Six workflows are registered today (src/workflows/registry.ts). Each has a single label, a single comment-mention verb, and produces one Markdown artifact that becomes the body of the tracking comment.

Workflow Label Surfaces What it does Detail
triage bot:triage Issue label or comment Decides whether an issue is actionable, with structural or runtime evidence TRIAGE.md
plan bot:plan Issue label or comment, after triage Writes an implementation plan PLAN.md
implement bot:implement Issue label or comment, after plan Opens a PR with code, tests, and a filled-out PR template IMPLEMENT.md
review bot:review PR label or comment Reads the diff in full, posts findings as inline comments REVIEW.md
resolve bot:resolve PR label or comment Fixes failing CI, replies to review threads, pushes new commits RESOLVE.md
ship bot:ship PR comment, label, or natural-language mention Shepherds an open PR to merge-ready: probe → fix → reply → wait, until clean tracking comment

How they relate

triage, plan, and implement are the issue-side cascade for new work. review and resolve are the PR-side pair: review proactively reads a diff and posts findings; resolve reactively answers existing feedback and fixes failing CI. The split is deliberate — conflating "look at this PR" with "fix this PR" was the design mistake the verb-rename corrected.

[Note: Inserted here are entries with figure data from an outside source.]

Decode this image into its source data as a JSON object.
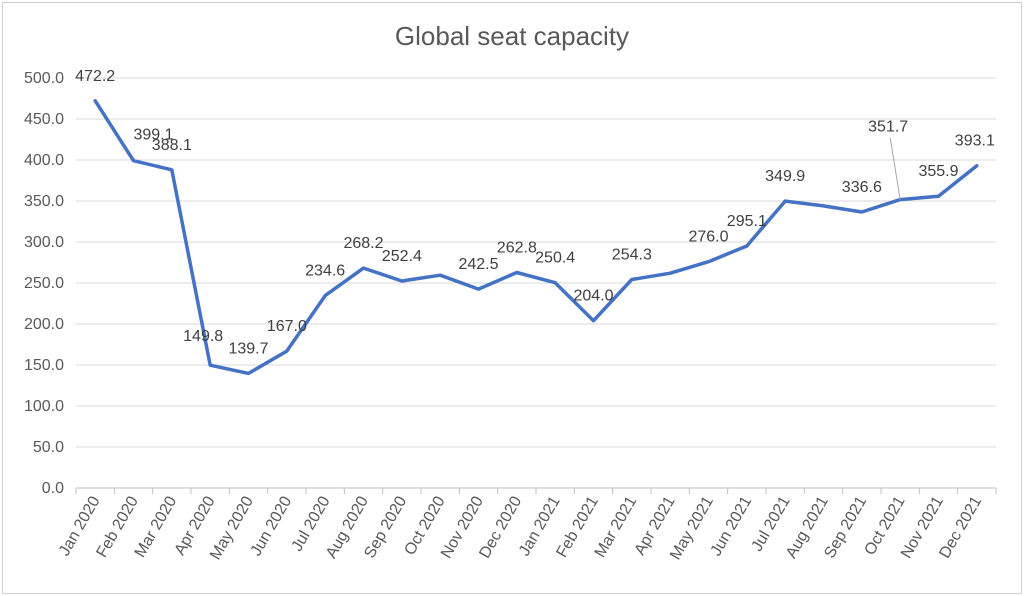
{
  "chart_data": {
    "type": "line",
    "title": "Global seat capacity",
    "xlabel": "",
    "ylabel": "",
    "ylim": [
      0,
      500
    ],
    "ytick_step": 50,
    "ytick_format_decimals": 1,
    "grid": true,
    "legend": "none",
    "line_color": "#4472c4",
    "categories": [
      "Jan 2020",
      "Feb 2020",
      "Mar 2020",
      "Apr 2020",
      "May 2020",
      "Jun 2020",
      "Jul 2020",
      "Aug 2020",
      "Sep 2020",
      "Oct 2020",
      "Nov 2020",
      "Dec 2020",
      "Jan 2021",
      "Feb 2021",
      "Mar 2021",
      "Apr 2021",
      "May 2021",
      "Jun 2021",
      "Jul 2021",
      "Aug 2021",
      "Sep 2021",
      "Oct 2021",
      "Nov 2021",
      "Dec 2021"
    ],
    "values": [
      472.2,
      399.1,
      388.1,
      149.8,
      139.7,
      167.0,
      234.6,
      268.2,
      252.4,
      259.5,
      242.5,
      262.8,
      250.4,
      204.0,
      254.3,
      262.0,
      276.0,
      295.1,
      349.9,
      344.0,
      336.6,
      351.7,
      355.9,
      393.1
    ],
    "data_labels": [
      "472.2",
      "399.1",
      "388.1",
      "149.8",
      "139.7",
      "167.0",
      "234.6",
      "268.2",
      "252.4",
      null,
      "242.5",
      "262.8",
      "250.4",
      "204.0",
      "254.3",
      null,
      "276.0",
      "295.1",
      "349.9",
      null,
      "336.6",
      "351.7",
      "355.9",
      "393.1"
    ]
  }
}
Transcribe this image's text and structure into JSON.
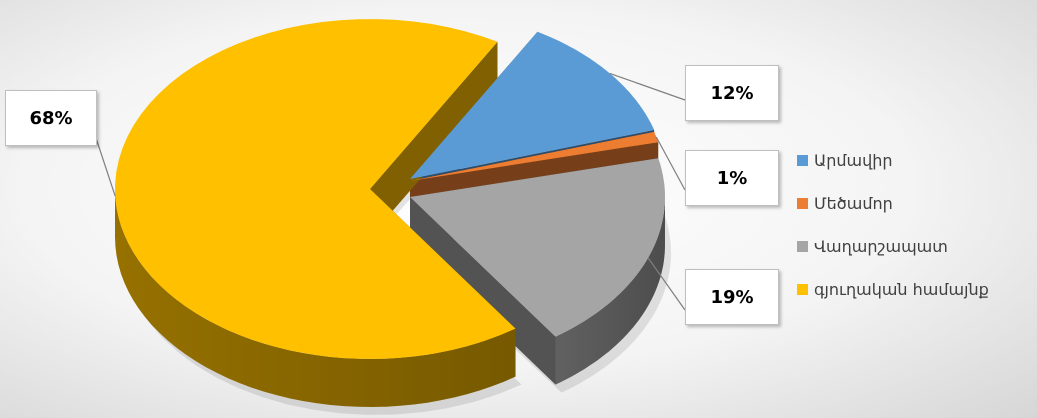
{
  "chart_data": {
    "type": "pie",
    "categories": [
      "Արմավիր",
      "Մեծամոր",
      "Վաղարշապատ",
      "գյուղական համայնք"
    ],
    "values": [
      12,
      1,
      19,
      68
    ],
    "labels": [
      "12%",
      "1%",
      "19%",
      "68%"
    ],
    "colors": [
      "#5b9bd5",
      "#ed7d31",
      "#a5a5a5",
      "#ffc000"
    ],
    "legend_position": "right",
    "style": "3d-exploded"
  }
}
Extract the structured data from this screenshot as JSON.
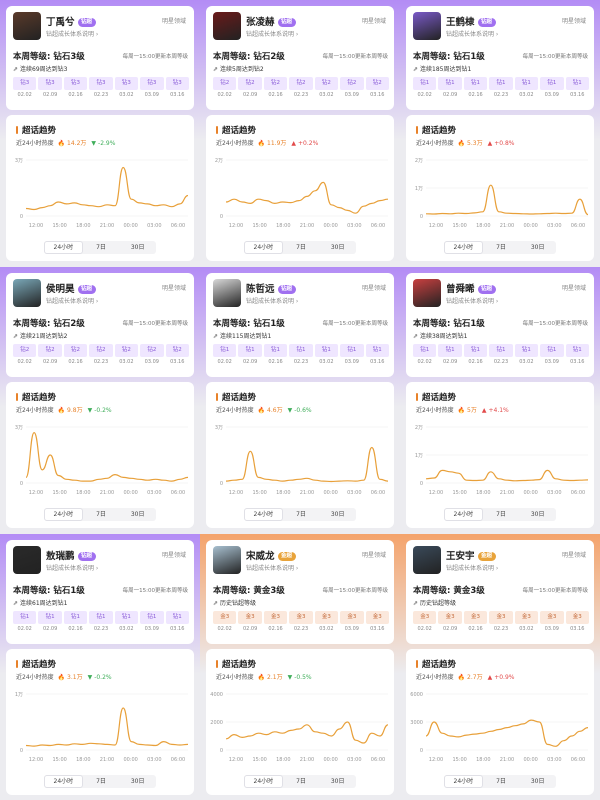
{
  "common": {
    "header_star": "明星领域",
    "subtitle": "钻超成长体系说明",
    "update_note": "每周一15:00更新本周等级",
    "trend_title": "超话趋势",
    "heat_label": "近24小时热度",
    "tabs": [
      "24小时",
      "7日",
      "30日"
    ],
    "time_ticks": [
      "12:00",
      "15:00",
      "18:00",
      "21:00",
      "00:00",
      "03:00",
      "06:00"
    ],
    "dates": [
      "02.02",
      "02.09",
      "02.16",
      "02.23",
      "03.02",
      "03.09",
      "03.16"
    ]
  },
  "colors": {
    "bg_purple": "#b38cf5",
    "bg_orange": "#f4a36b",
    "chip_purple_bg": "#efe6ff",
    "chip_purple_text": "#8a5cd8",
    "chip_gold_bg": "#fbe8dc",
    "chip_gold_text": "#c46a3a",
    "line": "#e8a03a",
    "accent": "#e8822a"
  },
  "cards": [
    {
      "name": "丁禹兮",
      "badge": "钻超",
      "badge_color": "#a070f0",
      "avatar_bg": "#5a3a2a",
      "level": "本周等级: 钻石3级",
      "streak": "连续69周达到钻3",
      "chips": [
        "钻3",
        "钻3",
        "钻3",
        "钻3",
        "钻3",
        "钻3",
        "钻3"
      ],
      "tier": "diamond",
      "heat": "14.2万",
      "change": "-2.9%",
      "direction": "down",
      "y_ticks": [
        "3万",
        "0"
      ],
      "y_max": 30000,
      "series": [
        4000,
        3500,
        4500,
        5500,
        7500,
        6500,
        7000,
        6000,
        5500,
        5000,
        6000,
        5500,
        26000,
        9000,
        7000,
        6500,
        5500,
        6000,
        5000,
        6500,
        11000
      ]
    },
    {
      "name": "张凌赫",
      "badge": "钻超",
      "badge_color": "#a070f0",
      "avatar_bg": "#6a1a1a",
      "level": "本周等级: 钻石2级",
      "streak": "连续5周达到钻2",
      "chips": [
        "钻2",
        "钻2",
        "钻2",
        "钻2",
        "钻2",
        "钻2",
        "钻2"
      ],
      "tier": "diamond",
      "heat": "11.9万",
      "change": "+0.2%",
      "direction": "up",
      "y_ticks": [
        "2万",
        "0"
      ],
      "y_max": 20000,
      "series": [
        5000,
        6000,
        5000,
        4500,
        6000,
        5500,
        4500,
        5000,
        4800,
        5500,
        7000,
        9000,
        12000,
        4000,
        3000,
        2000,
        1000,
        3500,
        4500,
        5500,
        6000
      ]
    },
    {
      "name": "王鹤棣",
      "badge": "钻超",
      "badge_color": "#a070f0",
      "avatar_bg": "#7a5ac8",
      "level": "本周等级: 钻石1级",
      "streak": "连续185周达到钻1",
      "chips": [
        "钻1",
        "钻1",
        "钻1",
        "钻1",
        "钻1",
        "钻1",
        "钻1"
      ],
      "tier": "diamond",
      "heat": "5.3万",
      "change": "+0.8%",
      "direction": "up",
      "y_ticks": [
        "2万",
        "1万",
        "0"
      ],
      "y_max": 20000,
      "series": [
        800,
        700,
        900,
        800,
        1000,
        900,
        1100,
        1500,
        11000,
        1500,
        1000,
        900,
        800,
        700,
        800,
        900,
        1000,
        900,
        1000,
        6000,
        500
      ]
    },
    {
      "name": "侯明昊",
      "badge": "钻超",
      "badge_color": "#a070f0",
      "avatar_bg": "#7aa8b8",
      "level": "本周等级: 钻石2级",
      "streak": "连续21周达到钻2",
      "chips": [
        "钻2",
        "钻2",
        "钻2",
        "钻2",
        "钻2",
        "钻2",
        "钻2"
      ],
      "tier": "diamond",
      "heat": "9.8万",
      "change": "-0.2%",
      "direction": "down",
      "y_ticks": [
        "3万",
        "0"
      ],
      "y_max": 30000,
      "series": [
        3000,
        27000,
        7000,
        15000,
        4000,
        2000,
        1500,
        1000,
        1000,
        2000,
        2500,
        4500,
        3000,
        2500,
        2000,
        1500,
        2000,
        1500,
        1000,
        2000,
        3000
      ]
    },
    {
      "name": "陈哲远",
      "badge": "钻超",
      "badge_color": "#a070f0",
      "avatar_bg": "#d8d8d8",
      "level": "本周等级: 钻石1级",
      "streak": "连续115周达到钻1",
      "chips": [
        "钻1",
        "钻1",
        "钻1",
        "钻1",
        "钻1",
        "钻1",
        "钻1"
      ],
      "tier": "diamond",
      "heat": "4.6万",
      "change": "-0.6%",
      "direction": "down",
      "y_ticks": [
        "3万",
        "0"
      ],
      "y_max": 30000,
      "series": [
        1000,
        1500,
        2000,
        17000,
        3000,
        2000,
        1500,
        1000,
        1500,
        2000,
        2500,
        1500,
        1000,
        800,
        1000,
        1200,
        1000,
        1500,
        19000,
        2000,
        1000
      ]
    },
    {
      "name": "曾舜晞",
      "badge": "钻超",
      "badge_color": "#a070f0",
      "avatar_bg": "#c84040",
      "level": "本周等级: 钻石1级",
      "streak": "连续38周达到钻1",
      "chips": [
        "钻1",
        "钻1",
        "钻1",
        "钻1",
        "钻1",
        "钻1",
        "钻1"
      ],
      "tier": "diamond",
      "heat": "5万",
      "change": "+4.1%",
      "direction": "up",
      "y_ticks": [
        "2万",
        "1万",
        "0"
      ],
      "y_max": 20000,
      "series": [
        1500,
        1800,
        4500,
        4000,
        3500,
        1000,
        900,
        1000,
        4000,
        1500,
        1000,
        800,
        900,
        1000,
        1200,
        4500,
        1500,
        1000,
        900,
        1000,
        1100
      ]
    },
    {
      "name": "敖瑞鹏",
      "badge": "钻超",
      "badge_color": "#a070f0",
      "avatar_bg": "#2a2a2a",
      "level": "本周等级: 钻石1级",
      "streak": "连续61周达到钻1",
      "chips": [
        "钻1",
        "钻1",
        "钻1",
        "钻1",
        "钻1",
        "钻1",
        "钻1"
      ],
      "tier": "diamond",
      "heat": "3.1万",
      "change": "-0.2%",
      "direction": "down",
      "y_ticks": [
        "1万",
        "0"
      ],
      "y_max": 10000,
      "series": [
        800,
        700,
        900,
        800,
        1000,
        900,
        1100,
        1000,
        1200,
        1100,
        1000,
        900,
        7500,
        1500,
        1000,
        900,
        800,
        1500,
        1000,
        900,
        1000
      ]
    },
    {
      "name": "宋威龙",
      "badge": "金超",
      "badge_color": "#e8a33a",
      "avatar_bg": "#a8c0d0",
      "level": "本周等级: 黄金3级",
      "streak": "历史钻超等级",
      "chips": [
        "金3",
        "金3",
        "金3",
        "金3",
        "金3",
        "金3",
        "金3"
      ],
      "tier": "gold",
      "heat": "2.1万",
      "change": "-0.5%",
      "direction": "down",
      "y_ticks": [
        "4000",
        "2000",
        "0"
      ],
      "y_max": 4000,
      "series": [
        800,
        1100,
        900,
        1000,
        1200,
        1100,
        1300,
        1200,
        1400,
        1500,
        1800,
        1300,
        1200,
        1000,
        1500,
        2000,
        700,
        500,
        1200,
        1000,
        1800
      ]
    },
    {
      "name": "王安宇",
      "badge": "金超",
      "badge_color": "#e8a33a",
      "avatar_bg": "#3a4a5a",
      "level": "本周等级: 黄金3级",
      "streak": "历史钻超等级",
      "chips": [
        "金3",
        "金3",
        "金3",
        "金3",
        "金3",
        "金3",
        "金3"
      ],
      "tier": "gold",
      "heat": "2.7万",
      "change": "+0.9%",
      "direction": "up",
      "y_ticks": [
        "6000",
        "3000",
        "0"
      ],
      "y_max": 6000,
      "series": [
        1500,
        3000,
        1800,
        1500,
        1400,
        1600,
        1700,
        1800,
        2000,
        2200,
        2400,
        2600,
        2800,
        3200,
        3000,
        600,
        400,
        1000,
        1500,
        2000,
        2400
      ]
    }
  ]
}
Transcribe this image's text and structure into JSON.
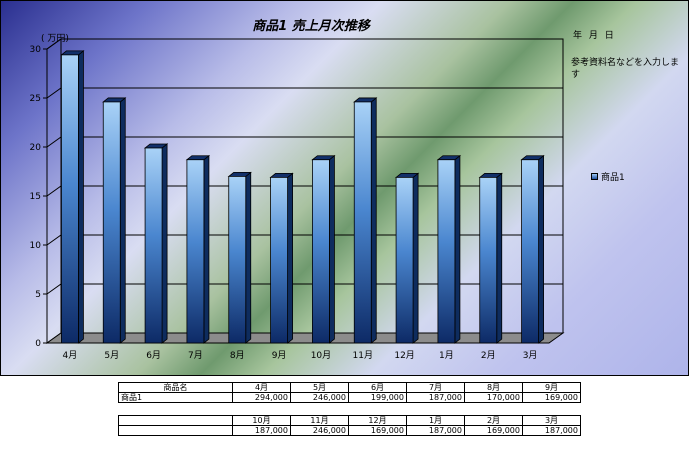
{
  "chart_data": {
    "type": "bar",
    "title": "商品1  売上月次推移",
    "ylabel": "( 万円)",
    "categories": [
      "4月",
      "5月",
      "6月",
      "7月",
      "8月",
      "9月",
      "10月",
      "11月",
      "12月",
      "1月",
      "2月",
      "3月"
    ],
    "series": [
      {
        "name": "商品1",
        "values": [
          29.4,
          24.6,
          19.9,
          18.7,
          17.0,
          16.9,
          18.7,
          24.6,
          16.9,
          18.7,
          16.9,
          18.7
        ]
      }
    ],
    "ylim": [
      0,
      30
    ],
    "yticks": [
      0,
      5,
      10,
      15,
      20,
      25,
      30
    ],
    "grid": true,
    "legend_position": "right"
  },
  "header": {
    "date_label": "年 月 日",
    "ref_note": "参考資料名などを入力します"
  },
  "table": {
    "name_header": "商品名",
    "row_label": "商品1",
    "first_half": {
      "months": [
        "4月",
        "5月",
        "6月",
        "7月",
        "8月",
        "9月"
      ],
      "values": [
        "294,000",
        "246,000",
        "199,000",
        "187,000",
        "170,000",
        "169,000"
      ]
    },
    "second_half": {
      "months": [
        "10月",
        "11月",
        "12月",
        "1月",
        "2月",
        "3月"
      ],
      "values": [
        "187,000",
        "246,000",
        "169,000",
        "187,000",
        "169,000",
        "187,000"
      ]
    }
  }
}
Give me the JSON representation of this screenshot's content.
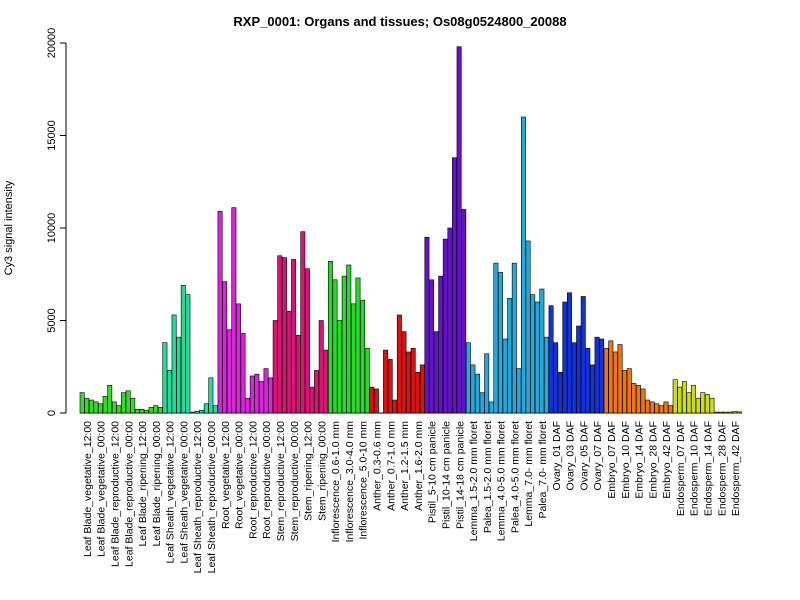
{
  "chart_data": {
    "type": "bar",
    "title": "RXP_0001: Organs and tissues; Os08g0524800_20088",
    "ylabel": "Cy3 signal intensity",
    "xlabel": "",
    "ylim": [
      0,
      20000
    ],
    "yticks": [
      0,
      5000,
      10000,
      15000,
      20000
    ],
    "grid": false,
    "legend": "none",
    "categories": [
      "Leaf Blade_vegetative_12:00",
      "Leaf Blade_vegetative_00:00",
      "Leaf Blade_reproductive_12:00",
      "Leaf Blade_reproductive_00:00",
      "Leaf Blade_ripening_12:00",
      "Leaf Blade_ripening_00:00",
      "Leaf Sheath_vegetative_12:00",
      "Leaf Sheath_vegetative_00:00",
      "Leaf Sheath_reproductive_12:00",
      "Leaf Sheath_reproductive_00:00",
      "Root_vegetative_12:00",
      "Root_vegetative_00:00",
      "Root_reproductive_12:00",
      "Root_reproductive_00:00",
      "Stem_reproductive_12:00",
      "Stem_reproductive_00:00",
      "Stem_ripening_12:00",
      "Stem_ripening_00:00",
      "Inflorescence_0.6-1.0 mm",
      "Inflorescence_3.0-4.0 mm",
      "Inflorescence_5.0-10 mm",
      "Anther_0.3-0.6 mm",
      "Anther_0.7-1.0 mm",
      "Anther_1.2-1.5 mm",
      "Anther_1.6-2.0 mm",
      "Pistil_5-10 cm panicle",
      "Pistil_10-14 cm panicle",
      "Pistil_14-18 cm panicle",
      "Lemma_1.5-2.0 mm floret",
      "Palea_1.5-2.0 mm floret",
      "Lemma_4.0-5.0 mm floret",
      "Palea_4.0-5.0 mm floret",
      "Lemma_7.0- mm floret",
      "Palea_7.0- mm floret",
      "Ovary_01 DAF",
      "Ovary_03 DAF",
      "Ovary_05 DAF",
      "Ovary_07 DAF",
      "Embryo_07 DAF",
      "Embryo_10 DAF",
      "Embryo_14 DAF",
      "Embryo_28 DAF",
      "Embryo_42 DAF",
      "Endosperm_07 DAF",
      "Endosperm_10 DAF",
      "Endosperm_14 DAF",
      "Endosperm_28 DAF",
      "Endosperm_42 DAF"
    ],
    "group_colors": [
      "#33dd22",
      "#33dd22",
      "#33dd22",
      "#33dd22",
      "#33dd22",
      "#33dd22",
      "#22dd99",
      "#22dd99",
      "#22dd99",
      "#22dd99",
      "#dd22dd",
      "#dd22dd",
      "#dd22dd",
      "#dd22dd",
      "#dd1177",
      "#dd1177",
      "#dd1177",
      "#dd1177",
      "#22dd22",
      "#22dd22",
      "#22dd22",
      "#dd1111",
      "#dd1111",
      "#dd1111",
      "#dd1111",
      "#6611cc",
      "#6611cc",
      "#6611cc",
      "#22aadd",
      "#22aadd",
      "#22aadd",
      "#22aadd",
      "#22aadd",
      "#22aadd",
      "#1133dd",
      "#1133dd",
      "#1133dd",
      "#1133dd",
      "#ee7711",
      "#ee7711",
      "#ee7711",
      "#ee7711",
      "#ee7711",
      "#ccdd11",
      "#ccdd11",
      "#ccdd11",
      "#ccdd11",
      "#ccdd11"
    ],
    "series_values": [
      [
        1100,
        800,
        700
      ],
      [
        600,
        500,
        900
      ],
      [
        1500,
        600,
        400
      ],
      [
        1100,
        1200,
        800
      ],
      [
        200,
        200,
        150
      ],
      [
        300,
        400,
        300
      ],
      [
        3800,
        2300,
        5300
      ],
      [
        4100,
        6900,
        6400
      ],
      [
        50,
        100,
        150
      ],
      [
        500,
        1900,
        400
      ],
      [
        10900,
        7100,
        4500
      ],
      [
        11100,
        5900,
        4300
      ],
      [
        800,
        2000,
        2100
      ],
      [
        1700,
        2400,
        1900
      ],
      [
        5000,
        8500,
        8400
      ],
      [
        5500,
        8300,
        4200
      ],
      [
        9800,
        7800,
        1400
      ],
      [
        2300,
        5000,
        3400
      ],
      [
        8200,
        7200,
        5000
      ],
      [
        7400,
        8000,
        5900
      ],
      [
        7300,
        6100,
        3500
      ],
      [
        1400,
        1300,
        0
      ],
      [
        3400,
        2900,
        700
      ],
      [
        5300,
        4400,
        3300
      ],
      [
        3500,
        2200,
        2600
      ],
      [
        9500,
        7200,
        4400
      ],
      [
        7400,
        9400,
        10000
      ],
      [
        13800,
        19800,
        11000
      ],
      [
        3800,
        2600,
        2100
      ],
      [
        1100,
        3200,
        600
      ],
      [
        8100,
        7600,
        4000
      ],
      [
        6200,
        8100,
        2400
      ],
      [
        16000,
        9300,
        6400
      ],
      [
        6000,
        6700,
        4100
      ],
      [
        5800,
        3800,
        2200
      ],
      [
        6000,
        6500,
        3800
      ],
      [
        4700,
        6300,
        3500
      ],
      [
        2600,
        4100,
        4000
      ],
      [
        3500,
        3900,
        3300
      ],
      [
        3700,
        2300,
        2400
      ],
      [
        1600,
        1500,
        1300
      ],
      [
        700,
        600,
        500
      ],
      [
        400,
        600,
        400
      ],
      [
        1800,
        1400,
        1700
      ],
      [
        1100,
        1500,
        800
      ],
      [
        1100,
        1000,
        800
      ],
      [
        50,
        50,
        50
      ],
      [
        50,
        80,
        60
      ]
    ]
  }
}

ship is the PR shepherding lifecycle (its own state machine, its own database tables). It does not run the cascade above; it drives an open PR through the merge-readiness probe ladder until a human can hit merge. See ship.md.

Common rules across all workflows

  • The bot never merges. No workflow calls pulls.merge or posts an APPROVE / REQUEST_CHANGES review. Static guard at scripts/check-no-destructive-actions.ts.
  • Always-rebase semantics. PR-side workflows (review, resolve, ship) rebase the branch onto base before reading the diff if it is behind, then git push --force-with-lease. Fork PRs cannot be force-pushed by the bot — it asks the contributor to rebase and proceeds against the stale head.
  • One Markdown artifact, one tracking comment. Each run captures <NAME>.md from the working tree before cleanup and embeds it verbatim in the tracking comment.
  • Tracking comments are idempotent. Every tracking comment carries a hidden <!-- workflow-run:{id} --> marker. setState() in src/workflows/tracking-mirror.ts scans for the marker before posting, adopts any pre-existing comment found (e.g. after an octokit retry that silently duplicated a POST, or a pod restart between create and CAS reservation), and reconciles duplicates after create — keeping a single canonical comment per run regardless of transient API failures.
  • Cost is visible. Every workflow records cost_usd, turns, and wall_clock_ms on the run row. The shepherding lifecycle exposes cumulative spend in the tracking comment header.

Trigger-comment intent classifier

A comment that mentions the trigger phrase is routed through src/workflows/intent-classifier.ts — a single-turn Haiku call that returns { workflow, confidence, rationale }.

  • confidence < INTENT_CONFIDENCE_THRESHOLD (default 0.75) → the dispatcher posts a clarification reply and stops.
  • workflow not in registry → refusal reply.
  • workflow in registry → same dispatch as the label path.

The classifier prompt distinguishes review (proactive — find bugs, post inline findings) from resolve (reactive — fix CI, answer feedback). Tune the threshold per environment with INTENT_CONFIDENCE_THRESHOLD.